Neurodegenerative diseases, including Alzheimer’s disease (AD), Parkinson disease (PD) and multiple sclerosis (MS) (Chaudhuri 2013), represent a significant challenge to national and global healthcare systems and the individuals affected (Livingston et al. 2020, Deuschl et al. 2020). The incidence of neurodegenerative disorders is expected to multiply over the next decades (Nichols et al. 2022, Huang et al. 2023). Estimates include an increase from 57 million dementia cases globally in 2019 to 152 million cases in 2050 (Nichols et al. 2022). Such upwards trends could also be observed historically from 1990 to 2021, showing a 161% increase in the prevalence of Alzheimer’s and other dementias (resulting in a rate of 694 per 100,000 in 2021) and an 88% increase in MS prevalence (22 per 100,000 in 2021), respectively (Huang et al. 2023).

Neurodegenerative diseases, characterised by the progressive degeneration of the nervous system, lead to a substantial burden due to their debilitating nature and the complex care requirements they necessitate.
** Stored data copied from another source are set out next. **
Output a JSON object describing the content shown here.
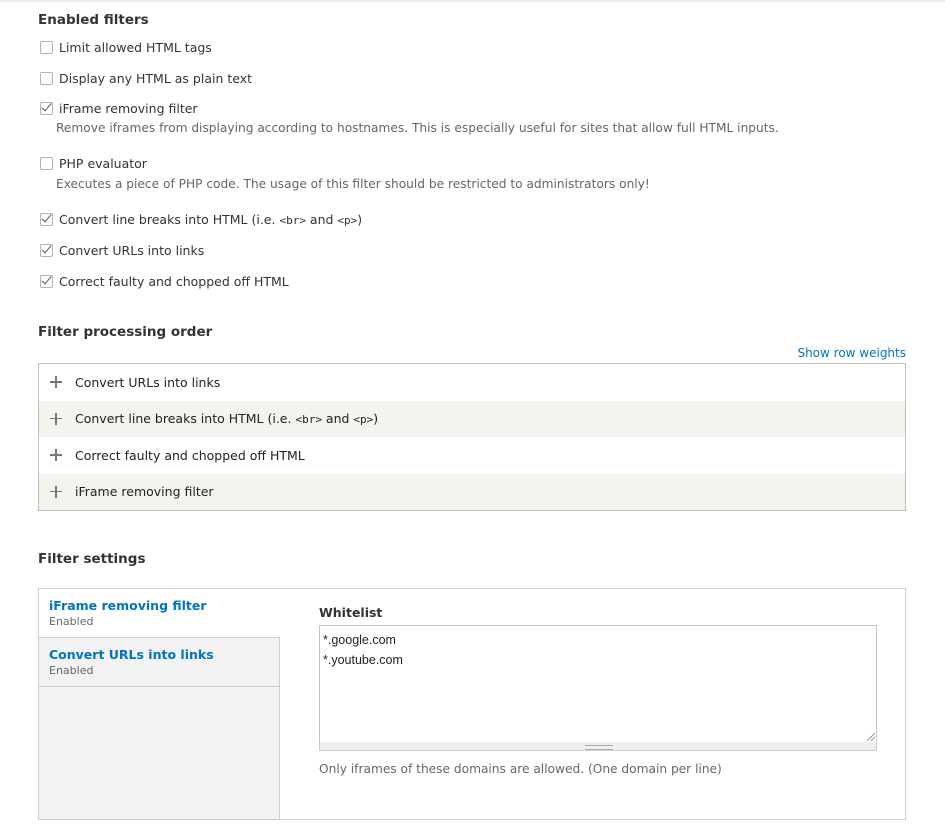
{
  "enabled_filters": {
    "heading": "Enabled filters",
    "items": [
      {
        "label": "Limit allowed HTML tags",
        "checked": false
      },
      {
        "label": "Display any HTML as plain text",
        "checked": false
      },
      {
        "label": "iFrame removing filter",
        "checked": true,
        "description": "Remove iframes from displaying according to hostnames. This is especially useful for sites that allow full HTML inputs."
      },
      {
        "label": "PHP evaluator",
        "checked": false,
        "description": "Executes a piece of PHP code. The usage of this filter should be restricted to administrators only!"
      },
      {
        "label_parts": [
          "Convert line breaks into HTML (i.e. ",
          "<br>",
          " and ",
          "<p>",
          ")"
        ],
        "checked": true
      },
      {
        "label": "Convert URLs into links",
        "checked": true
      },
      {
        "label": "Correct faulty and chopped off HTML",
        "checked": true
      }
    ]
  },
  "processing_order": {
    "heading": "Filter processing order",
    "show_row_weights": "Show row weights",
    "rows": [
      {
        "label": "Convert URLs into links"
      },
      {
        "label_parts": [
          "Convert line breaks into HTML (i.e. ",
          "<br>",
          " and ",
          "<p>",
          ")"
        ]
      },
      {
        "label": "Correct faulty and chopped off HTML"
      },
      {
        "label": "iFrame removing filter"
      }
    ]
  },
  "filter_settings": {
    "heading": "Filter settings",
    "tabs": [
      {
        "title": "iFrame removing filter",
        "summary": "Enabled",
        "active": true
      },
      {
        "title": "Convert URLs into links",
        "summary": "Enabled",
        "active": false
      }
    ],
    "whitelist_label": "Whitelist",
    "whitelist_value": "*.google.com\n*.youtube.com",
    "whitelist_help": "Only iframes of these domains are allowed. (One domain per line)"
  },
  "colors": {
    "link": "#0074bd",
    "row_stripe": "#f3f4ee"
  }
}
Due to their progressive nature and problems of late-stage treatment, the outlined neurodegenerative diseases require early treatment. The main route of treatment is medication, specific to the disease subtype and adjusted according to treatment response and disease progression. Treatment outcomes are, however, challenging to measure and visualise, resulting in a lack of verified markers, partly due to the large variability in both disease trajectories as well as treatment protocols (Young et al. 2018, Mekkes et al. 2024). Inaccurate diagnoses, for example, in the case of dementia (Mekkes et al. 2024), exacerbate this problem. To establish an optimal management for this group of patients, it is hence vital to find robust imaging biomarkers allowing one to control disease progression and predict treatment success.
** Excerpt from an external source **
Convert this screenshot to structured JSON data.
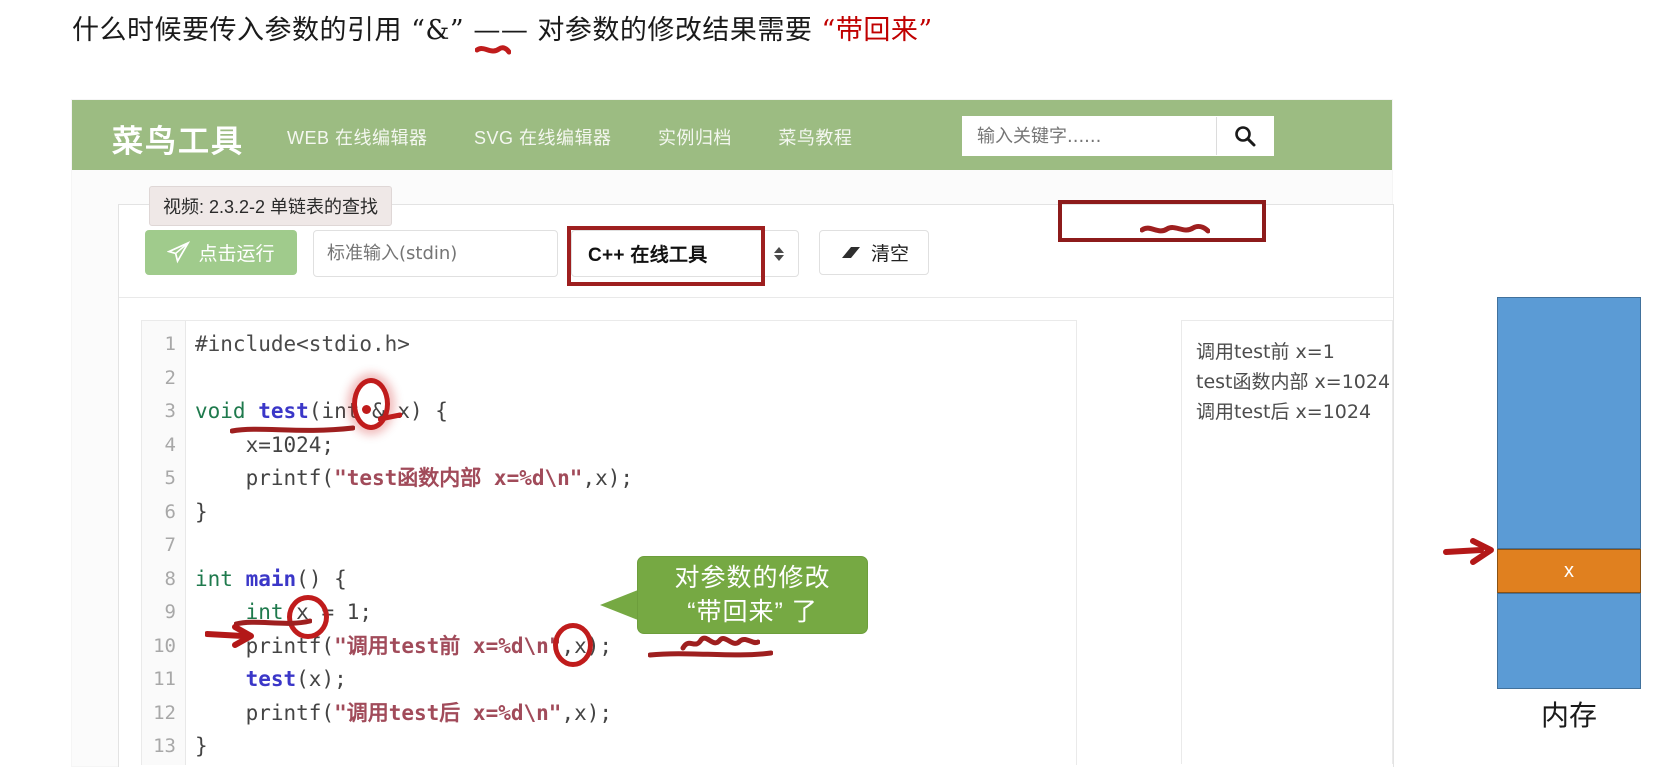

What unites neurodegenerative diseases is their manifestation in the brain tissue, making the identification of brain biomarkers a critical area of ongoing research. Indeed, several neuroimaging biomarkers have been suggested to be diagnostic or even prognostic (Dubois et al. 2023, Tondo and De Marchi 2022) and brain imaging is frequently considered when evaluating neurodegenerative disorders clinically. Unfortunately, the extent to which brain biomarkers for neurodegenerative disorders can be used diagnostically and prognostically is still limited (Dubois et al. 2023, Tondo and De Marchi 2022) and biomarkers, which can be used to evaluate treatment do, to our knowledge, not exist in AD and PD. Although such markers are available in MS, further development and improvements is still needed, especially for treatment response and evaluation of the neurodegenerative component of the disease. The lack of effective biomarkers to determine treatment success is a significant hurdle restricting the management of neurodegenerative disorder. Without the ability to measure clear biological outcomes, healthcare providers must rely on qualitative and partly subjective measures and decisions. This reliance does not aid the treatment process for diseases that are already inherently difficult to manage. Therefore, the development of proper brain biomarkers to evaluate treatment response is crucial.
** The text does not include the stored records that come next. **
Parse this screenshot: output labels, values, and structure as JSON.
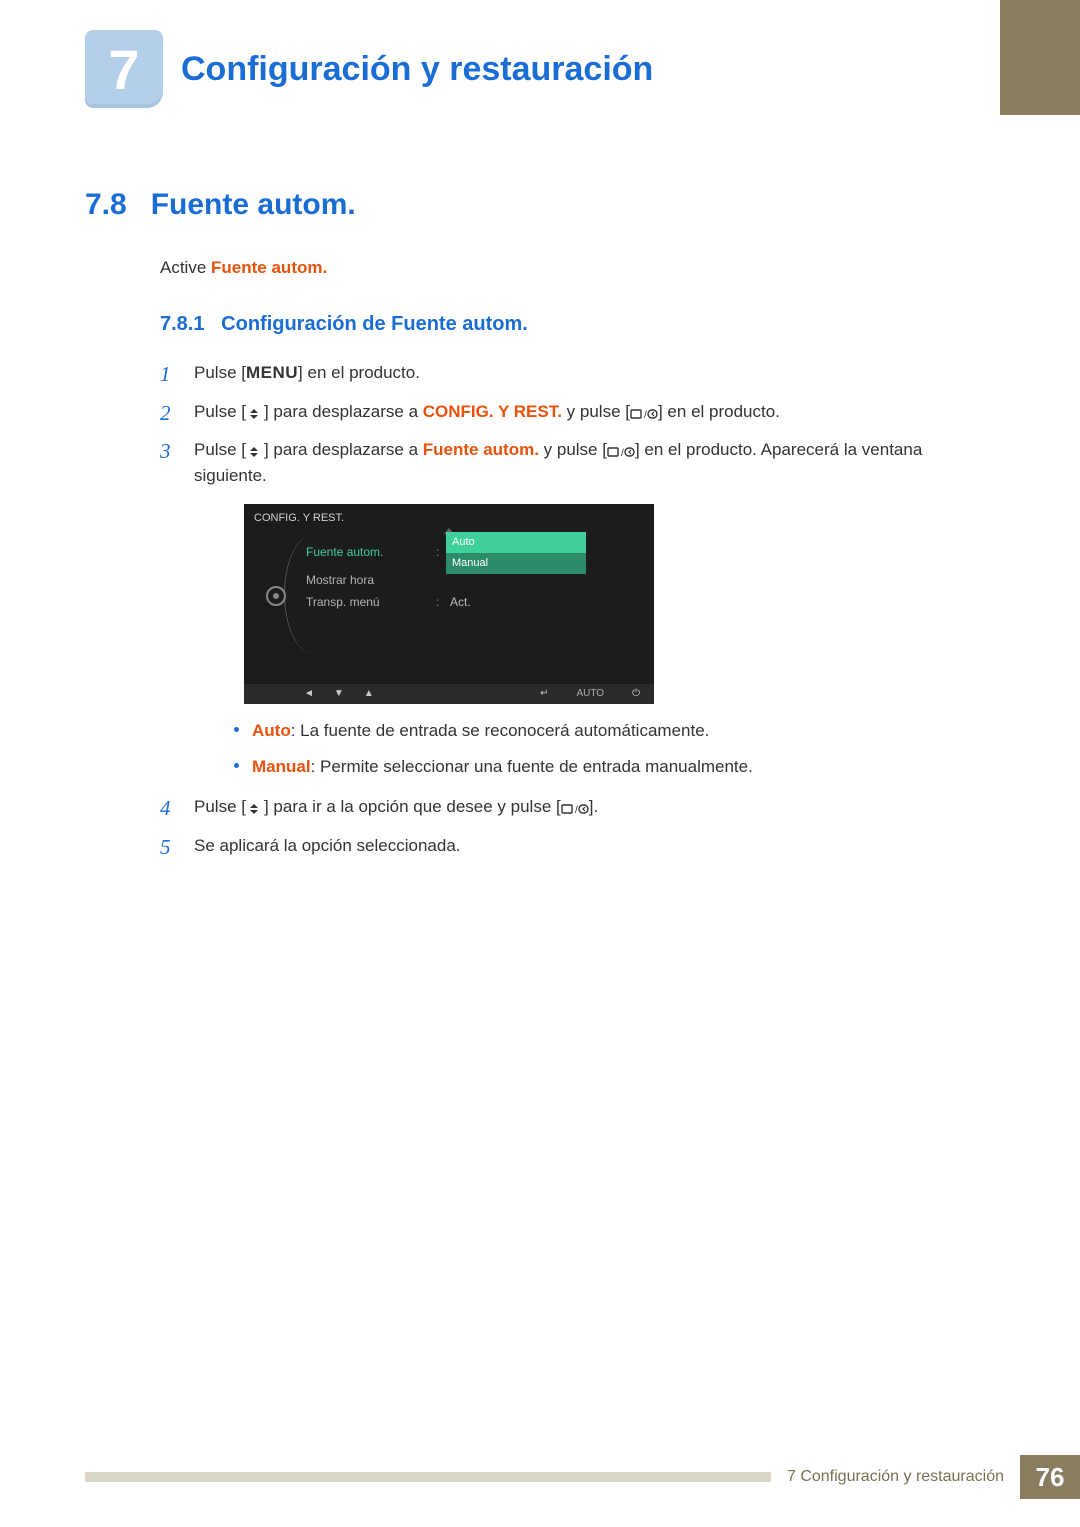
{
  "chapter": {
    "number": "7",
    "title": "Configuración y restauración"
  },
  "section": {
    "number": "7.8",
    "title": "Fuente autom."
  },
  "intro": {
    "prefix": "Active ",
    "keyword": "Fuente autom."
  },
  "subsection": {
    "number": "7.8.1",
    "title": "Configuración de Fuente autom."
  },
  "steps": {
    "s1": {
      "a": "Pulse [",
      "menu": "MENU",
      "b": "] en el producto."
    },
    "s2": {
      "a": "Pulse [",
      "b": "] para desplazarse a ",
      "kw": "CONFIG. Y REST.",
      "c": " y pulse [",
      "d": "] en el producto."
    },
    "s3": {
      "a": "Pulse [",
      "b": "] para desplazarse a ",
      "kw": "Fuente autom.",
      "c": " y pulse [",
      "d": "] en el producto. Aparecerá la ventana siguiente."
    },
    "s4": {
      "a": "Pulse [",
      "b": "] para ir a la opción que desee y pulse [",
      "c": "]."
    },
    "s5": "Se aplicará la opción seleccionada."
  },
  "bullets": {
    "auto": {
      "kw": "Auto",
      "text": ": La fuente de entrada se reconocerá automáticamente."
    },
    "manual": {
      "kw": "Manual",
      "text": ": Permite seleccionar una fuente de entrada manualmente."
    }
  },
  "osd": {
    "title": "CONFIG. Y REST.",
    "rows": [
      {
        "label": "Fuente autom.",
        "value_auto": "Auto",
        "value_manual": "Manual"
      },
      {
        "label": "Mostrar hora",
        "value": ""
      },
      {
        "label": "Transp. menú",
        "value": "Act."
      }
    ],
    "bottom": {
      "auto": "AUTO"
    }
  },
  "footer": {
    "label": "7 Configuración y restauración",
    "page": "76"
  }
}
Recent advancements in neuroscientific research have introduced the concept of brain age as a potential holistic marker of brain health. Brain age refers to the predicted age from machine learning or deep learning models which were trained on large-scale data of healthy participants. This provides an approximation of how a healthy brain looks throughout the lifespan (considering a range of covariates such as sex or genetic variations). Now, brain age can be predicted in neurodegenerative disease cohorts taking into account different manifestations of neurodegeneration. The predicted brain age of an individual person can be contrasted with their chronological age, resulting in the brain age gap. Such a brain age gap presents associations with multiple diseases and health outcomes (Kaufmann et al. 2019, Høgestøl et al. 2019, Korbmacher et al. 2023b). Importantly, brain age is particularly sensitive to neurodegenerative diseases (Høgestøl et al. 2019, Korbmacher et al. 2023b), presenting an opportunity to utilise this marker in clinical practice to detect treatment responses with high sensitivity to individual variability.

There are various biological and morphological changes which can be observed during senescence, also called ageing. Moreover, ageing is characterised by significant morphological heterogeneity, which increases later in life. Diseases add to that heterogeneity. Simple comparisons of morphological features between healthy and diseased groups will, therefore, lead to unspecific differences which are widely distributed across the brain.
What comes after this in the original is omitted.